For example, we use it at our outdoor research laboratory in the National Arboretum Canberra. With so many different single-species forests, it serves as a type of ‘colour checker’ for calibration and validation as part of new satellite instruments, missions and data products.

Using the Spectroscope, we get a uniquely detailed understanding of the three-dimensional reflectance and emissions from the three-dimensional vegetation. This helps answer questions around the interaction between the sun, the vegetation and the sensor that will help improve satellite-based measurement methods. This detailed understanding helps us scale new insights about the response of individual leaves, trees and forests to national and global scales with remote sensing.



Bushfires

Automated burn mapping with Digital Earth Australia

Some states have automated or semi-automated methods for rangeland burn extent mapping. However, in forests, burnt area extent and burn severity mapping is currently usually done ad hoc after major events.

Data used in mapping normally include satellite imagery enhanced with on-ground mapping and insights, using mapping techniques that are fine-tuned to suit the characteristics of the event and data. This approach produces appropriate results for the event at hand, but does not produce a longer burn history, which is needed to understand current and future fire risk.

There is a clear need for automated techniques for mapping burnt area extent and severity and fire risk that can be applied anywhere in Australia, including in woody vegetation systems. Continuous mapping of burnt area will also help to inform and attribute land cover change mapping carried out by state and Commonwealth agencies (e.g. NCAS).

ANU and Geoscience Australia together developed an automated workflow to develop a full continental fire history for Australia by processing the enormous volume of Landsat imagery in GA’s Digital Earth Australia data cube. The goal was to map burnt area extent in a manner that is suitable for Australia-wide operationalisation, with a focus on woody vegetation. The method and data were validated against events for which independent spatial data were available.
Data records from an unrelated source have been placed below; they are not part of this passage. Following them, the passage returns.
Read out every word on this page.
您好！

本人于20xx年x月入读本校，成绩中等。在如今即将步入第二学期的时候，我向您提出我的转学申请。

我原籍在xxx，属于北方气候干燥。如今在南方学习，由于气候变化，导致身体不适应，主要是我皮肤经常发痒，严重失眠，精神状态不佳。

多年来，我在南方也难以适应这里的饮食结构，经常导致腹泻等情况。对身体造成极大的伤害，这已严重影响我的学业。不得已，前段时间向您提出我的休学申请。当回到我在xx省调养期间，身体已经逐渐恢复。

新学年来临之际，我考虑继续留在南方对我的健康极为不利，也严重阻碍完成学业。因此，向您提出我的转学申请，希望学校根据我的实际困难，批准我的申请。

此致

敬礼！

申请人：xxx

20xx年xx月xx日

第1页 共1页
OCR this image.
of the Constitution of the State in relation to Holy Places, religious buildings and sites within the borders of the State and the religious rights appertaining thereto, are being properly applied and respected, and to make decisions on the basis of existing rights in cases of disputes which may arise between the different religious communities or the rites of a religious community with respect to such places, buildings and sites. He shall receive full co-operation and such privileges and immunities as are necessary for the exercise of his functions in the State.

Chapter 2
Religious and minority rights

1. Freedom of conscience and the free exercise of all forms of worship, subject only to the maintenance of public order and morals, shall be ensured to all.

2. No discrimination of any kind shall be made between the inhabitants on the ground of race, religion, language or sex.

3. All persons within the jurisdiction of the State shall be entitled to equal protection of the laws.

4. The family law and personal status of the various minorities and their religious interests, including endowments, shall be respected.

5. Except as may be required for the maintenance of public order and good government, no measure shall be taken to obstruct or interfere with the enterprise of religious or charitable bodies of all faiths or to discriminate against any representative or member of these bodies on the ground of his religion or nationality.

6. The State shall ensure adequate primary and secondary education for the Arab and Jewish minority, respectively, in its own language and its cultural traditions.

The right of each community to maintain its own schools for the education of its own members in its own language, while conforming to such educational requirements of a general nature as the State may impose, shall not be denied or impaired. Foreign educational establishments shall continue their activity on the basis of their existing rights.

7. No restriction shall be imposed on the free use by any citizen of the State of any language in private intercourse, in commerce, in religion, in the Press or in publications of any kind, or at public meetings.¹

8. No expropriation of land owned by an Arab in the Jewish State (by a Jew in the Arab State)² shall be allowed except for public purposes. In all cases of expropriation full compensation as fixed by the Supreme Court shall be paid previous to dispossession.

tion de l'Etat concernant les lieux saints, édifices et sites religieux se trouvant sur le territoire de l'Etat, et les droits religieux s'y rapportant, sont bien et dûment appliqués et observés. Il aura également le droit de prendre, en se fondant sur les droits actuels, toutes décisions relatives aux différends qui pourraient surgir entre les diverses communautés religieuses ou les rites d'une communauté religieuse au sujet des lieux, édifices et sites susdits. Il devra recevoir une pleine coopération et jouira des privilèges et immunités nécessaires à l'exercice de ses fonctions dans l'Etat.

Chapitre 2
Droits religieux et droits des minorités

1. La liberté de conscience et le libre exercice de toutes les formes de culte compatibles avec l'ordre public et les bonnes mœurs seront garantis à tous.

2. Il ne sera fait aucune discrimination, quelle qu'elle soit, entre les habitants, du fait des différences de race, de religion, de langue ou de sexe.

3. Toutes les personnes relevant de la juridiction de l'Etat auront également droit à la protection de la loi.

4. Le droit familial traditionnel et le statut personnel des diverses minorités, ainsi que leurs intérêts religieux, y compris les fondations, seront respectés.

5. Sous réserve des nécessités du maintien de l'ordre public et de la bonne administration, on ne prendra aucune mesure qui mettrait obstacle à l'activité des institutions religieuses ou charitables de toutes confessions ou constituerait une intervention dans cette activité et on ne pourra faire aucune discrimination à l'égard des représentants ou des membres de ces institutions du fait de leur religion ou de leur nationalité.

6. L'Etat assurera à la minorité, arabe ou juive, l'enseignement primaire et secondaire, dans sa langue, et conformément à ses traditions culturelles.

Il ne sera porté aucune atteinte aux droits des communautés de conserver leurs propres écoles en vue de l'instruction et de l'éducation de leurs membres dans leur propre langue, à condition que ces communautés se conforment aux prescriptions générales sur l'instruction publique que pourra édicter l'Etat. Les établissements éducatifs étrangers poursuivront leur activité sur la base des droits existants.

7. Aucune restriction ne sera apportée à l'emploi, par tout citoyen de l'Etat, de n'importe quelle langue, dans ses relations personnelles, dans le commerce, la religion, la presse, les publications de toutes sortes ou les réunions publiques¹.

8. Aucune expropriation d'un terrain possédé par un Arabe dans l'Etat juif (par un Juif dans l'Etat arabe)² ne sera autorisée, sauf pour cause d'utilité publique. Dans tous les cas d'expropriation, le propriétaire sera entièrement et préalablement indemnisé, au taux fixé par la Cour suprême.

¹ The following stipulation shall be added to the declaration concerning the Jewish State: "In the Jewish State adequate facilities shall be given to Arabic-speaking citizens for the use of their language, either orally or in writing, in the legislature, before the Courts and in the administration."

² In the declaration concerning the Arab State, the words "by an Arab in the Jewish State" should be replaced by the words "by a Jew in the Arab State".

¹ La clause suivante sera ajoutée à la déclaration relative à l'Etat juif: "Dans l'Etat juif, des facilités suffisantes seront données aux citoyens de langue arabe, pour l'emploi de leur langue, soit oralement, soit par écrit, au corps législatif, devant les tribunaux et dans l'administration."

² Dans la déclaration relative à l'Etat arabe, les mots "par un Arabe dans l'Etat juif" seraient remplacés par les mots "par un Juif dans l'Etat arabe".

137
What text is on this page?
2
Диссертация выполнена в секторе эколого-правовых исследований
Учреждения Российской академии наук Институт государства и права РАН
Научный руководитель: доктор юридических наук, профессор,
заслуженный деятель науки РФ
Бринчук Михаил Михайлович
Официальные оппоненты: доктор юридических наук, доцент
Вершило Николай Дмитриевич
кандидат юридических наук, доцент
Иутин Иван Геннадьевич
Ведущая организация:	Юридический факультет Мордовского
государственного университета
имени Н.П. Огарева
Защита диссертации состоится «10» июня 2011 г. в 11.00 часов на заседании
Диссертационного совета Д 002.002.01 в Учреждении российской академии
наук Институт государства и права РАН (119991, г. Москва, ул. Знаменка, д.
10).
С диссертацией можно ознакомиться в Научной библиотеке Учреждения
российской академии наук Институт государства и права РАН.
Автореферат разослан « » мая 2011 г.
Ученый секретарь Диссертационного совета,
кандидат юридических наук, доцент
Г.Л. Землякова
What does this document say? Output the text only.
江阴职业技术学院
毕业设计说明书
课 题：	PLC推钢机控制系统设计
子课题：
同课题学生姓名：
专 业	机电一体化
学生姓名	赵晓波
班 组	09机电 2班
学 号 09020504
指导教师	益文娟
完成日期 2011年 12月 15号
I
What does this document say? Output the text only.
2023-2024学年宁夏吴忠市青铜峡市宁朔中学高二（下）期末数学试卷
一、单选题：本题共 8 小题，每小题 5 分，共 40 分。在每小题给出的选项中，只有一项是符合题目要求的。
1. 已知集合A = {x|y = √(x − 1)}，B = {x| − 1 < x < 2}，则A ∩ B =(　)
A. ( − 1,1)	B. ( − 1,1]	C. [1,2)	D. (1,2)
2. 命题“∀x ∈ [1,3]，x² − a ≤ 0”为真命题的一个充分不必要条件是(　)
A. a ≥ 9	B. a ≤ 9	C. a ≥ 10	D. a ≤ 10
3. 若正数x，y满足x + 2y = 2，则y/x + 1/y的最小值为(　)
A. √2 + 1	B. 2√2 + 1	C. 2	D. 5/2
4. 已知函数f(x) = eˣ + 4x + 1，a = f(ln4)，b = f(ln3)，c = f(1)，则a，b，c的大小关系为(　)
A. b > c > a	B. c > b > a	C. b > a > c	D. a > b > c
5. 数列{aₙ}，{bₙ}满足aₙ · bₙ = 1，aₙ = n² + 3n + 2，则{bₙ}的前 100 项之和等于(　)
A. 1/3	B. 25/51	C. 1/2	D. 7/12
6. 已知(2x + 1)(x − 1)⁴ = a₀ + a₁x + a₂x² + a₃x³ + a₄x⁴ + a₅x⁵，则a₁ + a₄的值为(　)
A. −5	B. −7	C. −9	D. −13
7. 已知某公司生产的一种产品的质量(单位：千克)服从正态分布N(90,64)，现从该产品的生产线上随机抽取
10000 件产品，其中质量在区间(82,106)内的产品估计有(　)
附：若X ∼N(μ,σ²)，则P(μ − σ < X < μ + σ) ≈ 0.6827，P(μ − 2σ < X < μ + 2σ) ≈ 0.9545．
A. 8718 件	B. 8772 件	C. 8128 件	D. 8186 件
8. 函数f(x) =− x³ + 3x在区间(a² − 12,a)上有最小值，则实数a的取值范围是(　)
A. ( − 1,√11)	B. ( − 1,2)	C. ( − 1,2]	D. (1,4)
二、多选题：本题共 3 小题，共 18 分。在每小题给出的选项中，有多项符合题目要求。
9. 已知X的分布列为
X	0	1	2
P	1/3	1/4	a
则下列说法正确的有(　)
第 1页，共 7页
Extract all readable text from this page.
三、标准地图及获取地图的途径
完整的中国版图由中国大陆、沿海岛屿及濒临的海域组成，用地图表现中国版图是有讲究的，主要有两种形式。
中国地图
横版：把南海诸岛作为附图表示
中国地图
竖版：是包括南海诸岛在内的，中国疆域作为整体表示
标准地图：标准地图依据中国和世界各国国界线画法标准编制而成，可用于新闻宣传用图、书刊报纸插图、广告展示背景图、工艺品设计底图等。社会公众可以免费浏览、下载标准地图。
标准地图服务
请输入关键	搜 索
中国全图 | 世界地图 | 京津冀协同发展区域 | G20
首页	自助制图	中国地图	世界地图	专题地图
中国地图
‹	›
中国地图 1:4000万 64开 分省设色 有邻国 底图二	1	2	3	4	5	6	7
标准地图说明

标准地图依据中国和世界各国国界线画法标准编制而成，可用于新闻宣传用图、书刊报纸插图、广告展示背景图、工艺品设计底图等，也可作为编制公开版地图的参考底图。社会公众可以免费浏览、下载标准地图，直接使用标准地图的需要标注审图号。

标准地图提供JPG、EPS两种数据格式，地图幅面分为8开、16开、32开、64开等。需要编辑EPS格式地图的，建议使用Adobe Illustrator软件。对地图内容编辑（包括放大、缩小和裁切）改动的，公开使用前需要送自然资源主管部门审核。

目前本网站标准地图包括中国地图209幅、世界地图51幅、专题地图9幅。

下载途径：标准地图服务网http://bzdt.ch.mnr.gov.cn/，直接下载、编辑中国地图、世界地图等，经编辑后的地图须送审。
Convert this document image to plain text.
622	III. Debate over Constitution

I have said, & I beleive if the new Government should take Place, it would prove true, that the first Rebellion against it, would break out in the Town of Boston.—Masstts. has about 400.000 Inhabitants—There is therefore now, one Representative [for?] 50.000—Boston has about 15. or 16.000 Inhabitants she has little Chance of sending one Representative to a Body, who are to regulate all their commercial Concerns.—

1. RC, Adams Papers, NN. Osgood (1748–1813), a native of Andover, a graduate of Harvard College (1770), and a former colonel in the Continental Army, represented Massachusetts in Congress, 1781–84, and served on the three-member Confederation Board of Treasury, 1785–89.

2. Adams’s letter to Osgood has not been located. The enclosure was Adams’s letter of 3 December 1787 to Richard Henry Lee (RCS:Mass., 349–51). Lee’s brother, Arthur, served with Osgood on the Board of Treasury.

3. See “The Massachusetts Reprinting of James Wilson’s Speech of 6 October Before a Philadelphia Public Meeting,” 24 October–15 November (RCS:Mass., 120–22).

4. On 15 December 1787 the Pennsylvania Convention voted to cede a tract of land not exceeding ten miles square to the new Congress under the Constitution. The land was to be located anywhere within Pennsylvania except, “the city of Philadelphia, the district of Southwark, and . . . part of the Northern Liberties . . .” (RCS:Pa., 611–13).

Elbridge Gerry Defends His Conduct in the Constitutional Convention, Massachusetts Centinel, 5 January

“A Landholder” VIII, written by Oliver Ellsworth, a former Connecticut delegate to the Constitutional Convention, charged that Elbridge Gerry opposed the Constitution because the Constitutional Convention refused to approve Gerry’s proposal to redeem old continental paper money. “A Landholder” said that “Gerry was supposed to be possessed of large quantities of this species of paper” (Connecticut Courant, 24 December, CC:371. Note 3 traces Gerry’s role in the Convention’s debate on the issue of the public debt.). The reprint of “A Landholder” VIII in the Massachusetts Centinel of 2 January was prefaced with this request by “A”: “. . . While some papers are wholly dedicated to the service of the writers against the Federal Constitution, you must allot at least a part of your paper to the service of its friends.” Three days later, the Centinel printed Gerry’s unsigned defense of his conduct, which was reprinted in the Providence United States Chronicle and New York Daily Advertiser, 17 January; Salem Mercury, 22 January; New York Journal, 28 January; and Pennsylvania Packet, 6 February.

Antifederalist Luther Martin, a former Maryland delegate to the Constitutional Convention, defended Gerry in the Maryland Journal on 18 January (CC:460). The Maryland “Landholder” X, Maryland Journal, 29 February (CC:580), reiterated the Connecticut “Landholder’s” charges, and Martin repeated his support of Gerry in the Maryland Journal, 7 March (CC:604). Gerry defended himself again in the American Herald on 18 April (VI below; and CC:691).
The algorithm includes a sequence of (i) change detection, (ii) change characterization, (iii) region growing and (iv) attribution steps. You can find the Python code that includes the full workflow in our GitHub repository: https://github.com/ANU-WALD/burn-mapping



Agriculture

Water license compliance monitoring from space

In New South Wales, monitoring whether water licence holders use river and groundwater in accordance with their licence is a major challenge. Distances are vast, and extraction is often directly from river floodplains during floods, which makes it very hard to keep an eye on compliance.
Together with New South Wales Government, we are developing a satellite-based system to monitor irrigation water use and water extraction. The proposed system will provide guidance to assist compliance officers in targeting properties for inspection, by determining the likelihood that the amount of irrigation on individual properties estimated from satellite observations exceeds extraction limits.

 

 

       

Bushfires

The Australian Flammability Monitoring System

Flammability is strongly determined by the amount of moisture in the dead and living vegetation matter. Fire services and land managers need information of fuel moisture content to undertake hazard reduction burns, to prepare for the fire season, and to anticipate the difficulty of suppressing bushfires throughout the fire season. At present, very simple equations are used to get an approximate estimate of flammability.

We are developing the next generation of fire risk monitoring tools and making them available to land managers and fire services across Australia through our Australian Flammability Monitoring System. To do that, we are using satellite remote sensing to measure the moisture content of living vegetation. In addition, we are developing new methods to estimate moisture in the surface litter layer by understanding how these are linked to moisture in the soil.

 

 

       

Agriculture

Improving spatial water information through data assimilation

Up-to-date spatial water information and forecasts are tremendously valuable for farmers, land and water managers, emergency services, and many other users. For example, to assess crop and pasture growing conditions, soil mechanical properties and fire risk.
Computer models, satellite remote sensing and station measurements all provide valuable information on the water cycle. The best possible up-to-date information and forecasts are derived by combining these data sources through data assimilation: a set of data integration tools that is already used in weather forecasting.
We are working closely with the Bureau of Meteorology to improve the operational water information produced by their Australian Water Resources Assessment (AWRA) system. Together, we are developing practical data assimilation techniques to blend satellite observations, for example relating to soil moisture, total water storage and evapotranspiration, as well as station observations of river flows.



Natural Environment

Environmental model software: W3 and OzWALD

The World-Wide Water model (W3) and its Australian version, OzWALD, are two near-identical models for grid-based estimation of daily water balance dynamics and water-related vegetation dynamics. Both are evolutions of the original AWRA-L model. The example Matlab implementation of the models is freely available for download. You can find the code, relevant literature, and some course material via this link or the download button below.
(Note that this is not the AWRA Community Modelling System (AWRA CMS), which also an evolution of the original AWRA-L model but is maintained by the Bureau of Meteorology and can be found here: https://github.com/awracms/awra_cms)

 

       

Bushfires

Cosmic rays for fire and flood risk monitoring

The cosmic ray soil moisture probe is a recently invented technology that is set to revolutionise our ability to monitor soil and biomass moisture content.
With support from CSIRO and the Actew/ActewAGL Endowment Fund, we are investigating the potential of this technology for flood and fire risk monitoring in a remote part of the Cotter catchment in Namadgi National Park.